Torch_geometric: How can I create a lot of graphs efficiently?

Hey! Not sure if this is the right place to ask regarding torch_geometric, but will try anyway.

I am working with a large number of graphs that all have the same number of nodes. In all examples, the graphs are initialized using the Data structure. In my case, I often have a large number of graphs encoded as adjacency matrices in the format (batch_size, n, n), however I am open to more memory efficient ways.

It seems like to only way to turn this into Data objects is to iterate over the batch dimension and create every Data object in a for-loop. This seems to be incredibly inefficient. How can I initialize all these graphs in a vectorized ways? It seems to be a waste to already have a large tensor and then iterating over it with a for-loop.
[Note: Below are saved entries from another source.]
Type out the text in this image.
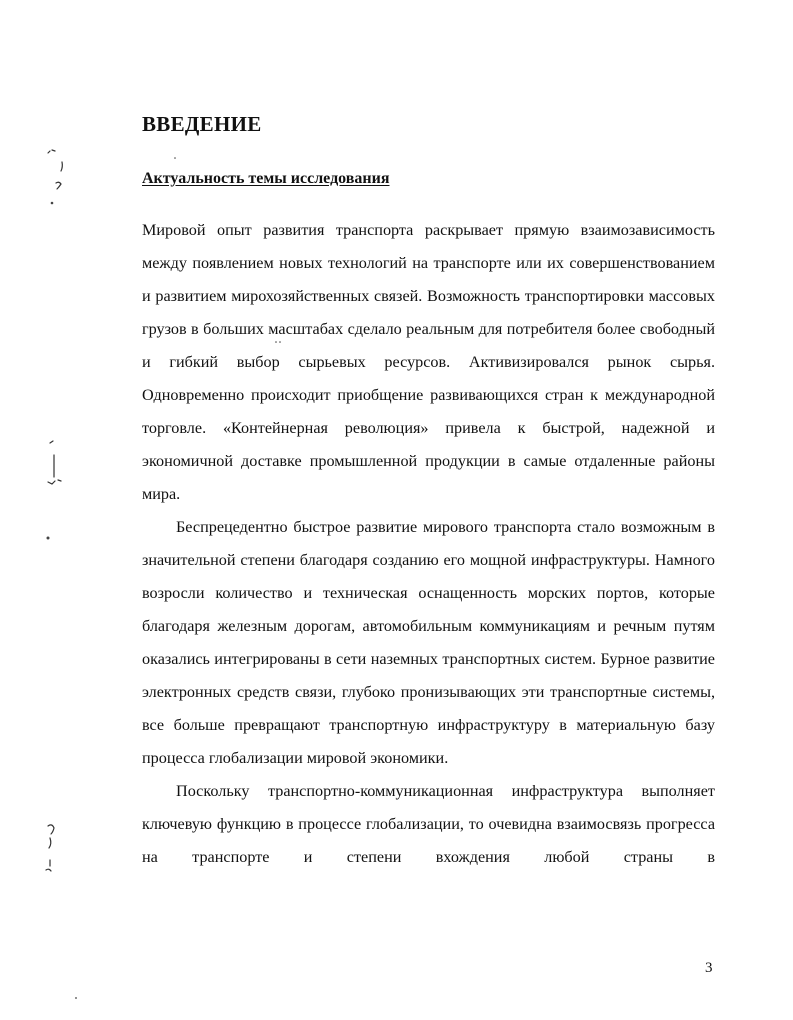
ВВЕДЕНИЕ
Актуальность темы исследования

Мировой опыт развития транспорта раскрывает прямую взаимозависимость между появлением новых технологий на транспорте или их совершенствованием и развитием мирохозяйственных связей. Возможность транспортировки массовых грузов в больших масштабах сделало реальным для потребителя более свободный и гибкий выбор сырьевых ресурсов. Активизировался рынок сырья. Одновременно происходит приобщение развивающихся стран к международной торговле. «Контейнерная революция» привела к быстрой, надежной и экономичной доставке промышленной продукции в самые отдаленные районы мира.

Беспрецедентно быстрое развитие мирового транспорта стало возможным в значительной степени благодаря созданию его мощной инфраструктуры. Намного возросли количество и техническая оснащенность морских портов, которые благодаря железным дорогам, автомобильным коммуникациям и речным путям оказались интегрированы в сети наземных транспортных систем. Бурное развитие электронных средств связи, глубоко пронизывающих эти транспортные системы, все больше превращают транспортную инфраструктуру в материальную базу процесса глобализации мировой экономики.

Поскольку транспортно-коммуникационная инфраструктура выполняет ключевую функцию в процессе глобализации, то очевидна взаимосвязь прогресса на транспорте и степени вхождения любой страны в

3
Any help is appreciated! Thanks!

Hi @mzimmer,

Have you look at torch.func.vmap? I’m not sure how it will interact with torch_geometric, but there’s no harm in trying!

For example,

from torch.func import vmap

def f(x):
  return x.pow(2) #example function

x = torch.randn(1000,6,6) #1000s 6x6 matrices

vectorized_output = vmap(f, in_dims=(0))(x) 
#if f is nn.Module object, wrap the function in a torch.func.functional_call
1 Like

Thanks for the fast reply, I have considered using vmap and will try. Still, I expected that there is some native way of doing so, since this seems to be a classical use case - I thought I might be missing something.

A bit of context: I am trying to generate a lot of graphs repeatedly using a VGAE. When sampling from the latent distribution and decoding, torch_geometric will give me either the edge list or adjacency matrix (in probabilistic form). Clearly, I can decode a lot of graphs simultaneously using batched tensors. However, turning these into Graphs again seems to require calling Data for each batch index, which seems like a complete bottleneck to my code.

One thing that comes to mind is if you can define your data class as an object that takes the edges as an input rather than within the constructor.

For example, let’s say you had 10 nn.Module objects with different sets of parameters. You can wrap your network in torch.func.functional_call to pass the parameters as an input, then just vmap over all sets. For all of the edges you have, are they all the same shape?